Although her face didn’t show it, Elyse sounded a little pissed off by the bluntness of her statement.
“Sorry,” I said. “I didn’t mean anything by it . . .”
“What does that even mean?” George asked, speaking up from Darryl’s left. He sounded agitated, too. “Natural causes. . . as opposed to what? Unnatural causes. . . ?”
“Georgey,” Elyse said. “Shush. Freshman are better seen than heard. . . although with that punk blond hair of yours, maybe you shouldn’t be seen, either.”
“Hey!” George said, running his hands up into his wild tangle of bleached blond again. He looked genuinely hurt. “Watch it, chica . . .”
I needed to calm them and quick. “I just meant that I hadn’t heard what happened,” I said. “If he had died in his sleep or maybe it was a mugging gone wrong . . .”
Elyse threw back her glass and drained it before slamming it down on the table. “Wrap it up, boys,” she said.
“You’re leaving?” I asked. Elyse nodded. “But I just joined you . . .”
“We’d love to chat,” she said, short, “but unlike you, we’ve still got class stuff to attend to, Mr. Already Graduated.”
The rest of the group finished up their drinks, gathered up their things, and started sliding their way out of the booth one by one.
“Maybe we could get together and swap stories about the professor sometime,” I said.
Elyse gave me a smile, but her eyes were dead to me. “Thanks for the beer,” she said, “but something tells me you didn’t know the professor in quite the same way we did.”
Mike slid out of the booth next, his camera pointing at me still. “Say good-bye to the camera, Vanderous.”
I gave a wave before standing up myself and walking after Elyse, wanting to keep them here. “Wait,” I said, reaching for her.

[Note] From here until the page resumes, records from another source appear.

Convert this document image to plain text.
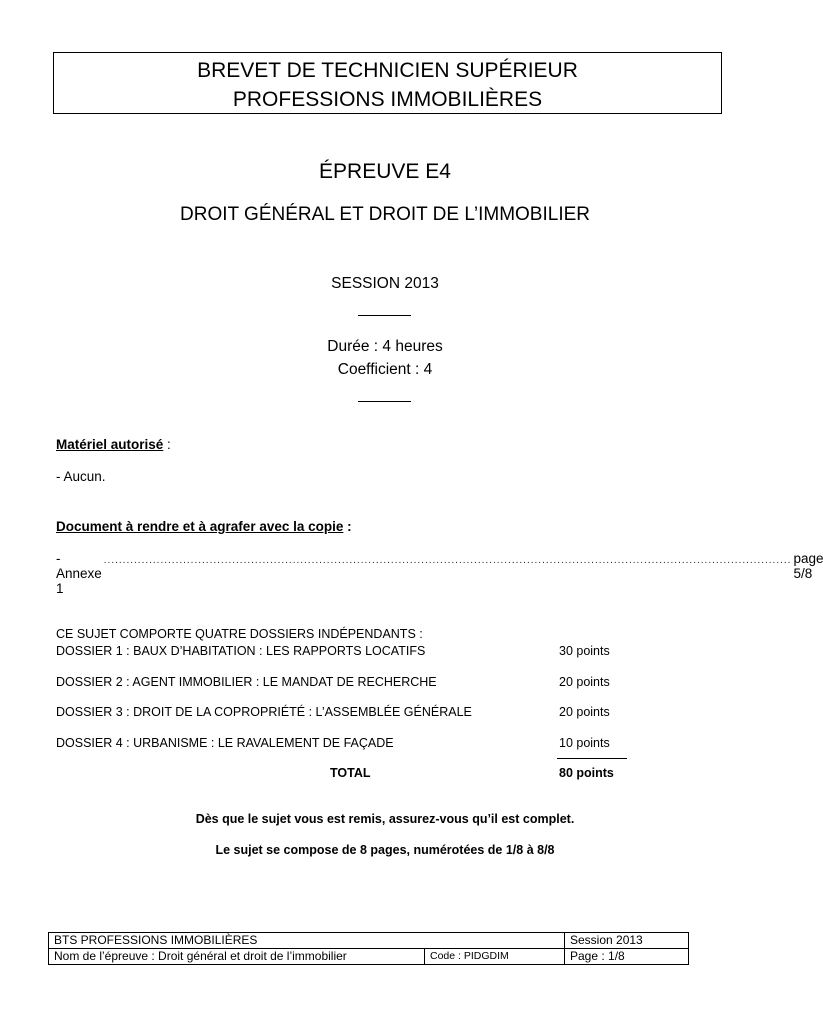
BREVET DE TECHNICIEN SUPÉRIEUR
PROFESSIONS IMMOBILIÈRES
ÉPREUVE E4
DROIT GÉNÉRAL ET DROIT DE L’IMMOBILIER
SESSION 2013
Durée : 4 heures
Coefficient : 4
Matériel autorisé :
- Aucun.
Document à rendre et à agrafer avec la copie :
- Annexe 1
...................................................................................................................................................................................... page 5/8
CE SUJET COMPORTE QUATRE DOSSIERS INDÉPENDANTS :
DOSSIER 1 : BAUX D’HABITATION : LES RAPPORTS LOCATIFS	30 points
DOSSIER 2 : AGENT IMMOBILIER : LE MANDAT DE RECHERCHE	20 points
DOSSIER 3 : DROIT DE LA COPROPRIÉTÉ : L’ASSEMBLÉE GÉNÉRALE	20 points
DOSSIER 4 : URBANISME : LE RAVALEMENT DE FAÇADE	10 points
TOTAL	80 points
Dès que le sujet vous est remis, assurez-vous qu’il est complet.
Le sujet se compose de 8 pages, numérotées de 1/8 à 8/8
BTS PROFESSIONS IMMOBILIÈRES		Session 2013
Nom de l’épreuve : Droit général et droit de l’immobilier	Code : PIDGDIM	Page : 1/8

Darryl’s hand came down on my shoulder, hard. He pulled me aside.
“I think my girl said all she’s going to be saying to you,” he said. “Maybe the beer’s making you a little braver than usual, but trust me when I say you don’t want to press your luck with her.”
“Right,” I said, not wanting to start anything in the middle of Eccentric Circles. I had the feeling it might go against the subtlety the Inspectre had asked me to go for.
“And I know you don’t want to press your luck with me,” Darryl added.
I stayed still, and after a moment, Darryl slapped me hard on the shoulder, and then turned with his computer bag over his shoulder and headed up to the front of the bar toward the doors. I waited until all of them were gone before I headed back across the bar toward the Inspectre, Aidan, and Connor.